Nor did Plaintiff demonstrate his lack of fault or neglect. Plaintiff readily admits that he was unrepresented when he entered the 1999 settlement. His affidavits implicitly acknowledge that he was unaware of his obligation to obtain Defendants' consent before entering the 1999 settlement. His attorney tellingly alleges that he "continuefsj to take action to remedy [Plaintiff's] misconstruction of the status of his Worker's Compensation case as it existed at the time of the [1999 settlement]." While Plaintiff's "misconstruction" may have been made in good faith, it neither provides a basis for this Court's nunc pro tunc approval nor demonstrates a lack of fault or neglect.
Lastly, Plaintiff failed to demonstrate a lack of prejudice. He offered no proof to demonstrate that Liberty Mutual's right to offset future payments will be covered by the 1999 settlement. Nor did he establish any connection between Liberty Mutual's lack of a Worker's Compensation lien at the time of the 1999 settlement, and his current claim.
Accordingly, the petition is denied.
This Decision and Order is being returned to the attorneys for the Respondent. A copy of this Decision and Order and all other original papers submitted on this motion are being delivered to the Albany County Clerk for filing.
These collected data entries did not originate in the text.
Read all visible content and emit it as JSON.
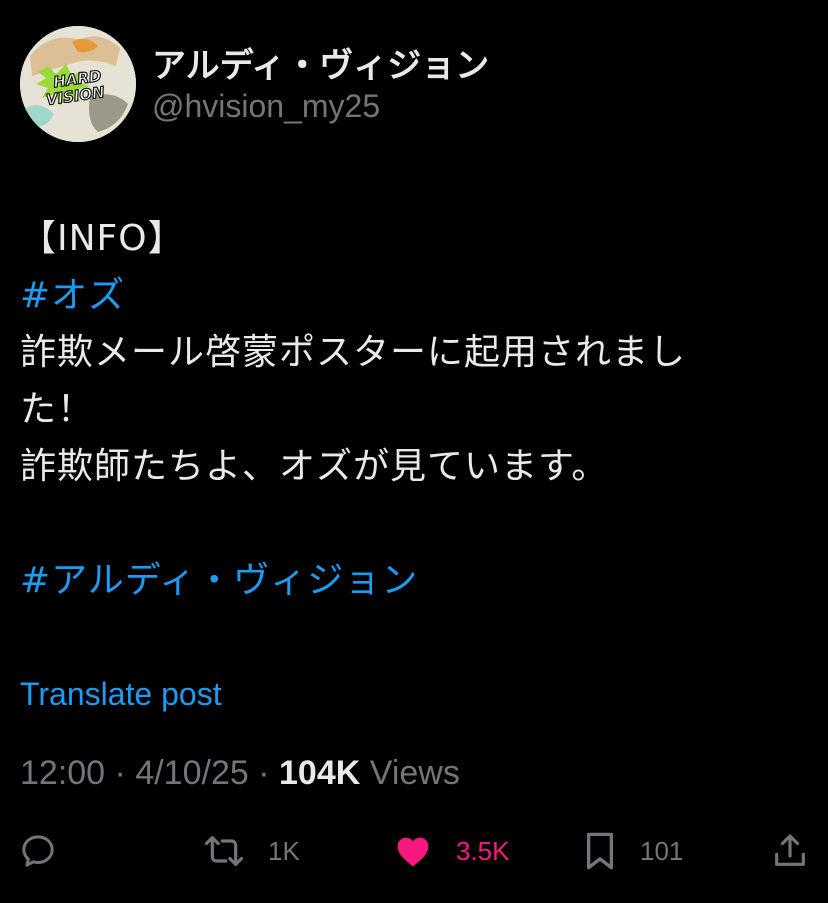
{
  "author": {
    "display_name": "アルディ・ヴィジョン",
    "handle": "@hvision_my25",
    "avatar_logo_text": "HARD VISION"
  },
  "post": {
    "lines": [
      "【INFO】",
      "#オズ",
      "詐欺メール啓蒙ポスターに起用されまし",
      "た！",
      "詐欺師たちよ、オズが見ています。",
      "",
      "#アルディ・ヴィジョン"
    ],
    "hashtags": [
      "#オズ",
      "#アルディ・ヴィジョン"
    ]
  },
  "translate_label": "Translate post",
  "meta": {
    "time": "12:00",
    "date": "4/10/25",
    "views_count": "104K",
    "views_label": "Views",
    "separator": "·"
  },
  "actions": {
    "reply": {
      "icon": "reply-icon",
      "count": ""
    },
    "repost": {
      "icon": "repost-icon",
      "count": "1K"
    },
    "like": {
      "icon": "heart-icon",
      "count": "3.5K",
      "liked": true
    },
    "bookmark": {
      "icon": "bookmark-icon",
      "count": "101"
    },
    "share": {
      "icon": "share-icon",
      "count": ""
    }
  },
  "colors": {
    "background": "#000000",
    "text": "#e7e9ea",
    "muted": "#71767b",
    "link": "#1d9bf0",
    "like": "#f91880"
  }
}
The signing of this Decision and Order shall not constitute entry or filing under CPLR §2220. Counsel is not relieved from the applicable provision of that section respecting filing, entry and notice of entry.
So Ordered. Dated: Albany, New York
June 25, 2014
__________
Joseph C. Teresi, J.S.C.
PAPERS CONSIDERED:
1. Notice of Petition, dated April 1, 2014; Petition, dated October 3, 2013; Affidavit of Alex Dell, dated March 25, 2014; Affidavit of Edward Scheid, dated January 27, 2014, with attached Exhibits A-F. 2. Affirmation of William Ryan, dated April 18, 2014, with attached Exhibits 1-4. 3. Affidavit of Alex Dell, dated May 12, 2014; Affidavit of Glenn Weiler, dated May 13, 2014, with attached Exhibits G-Q.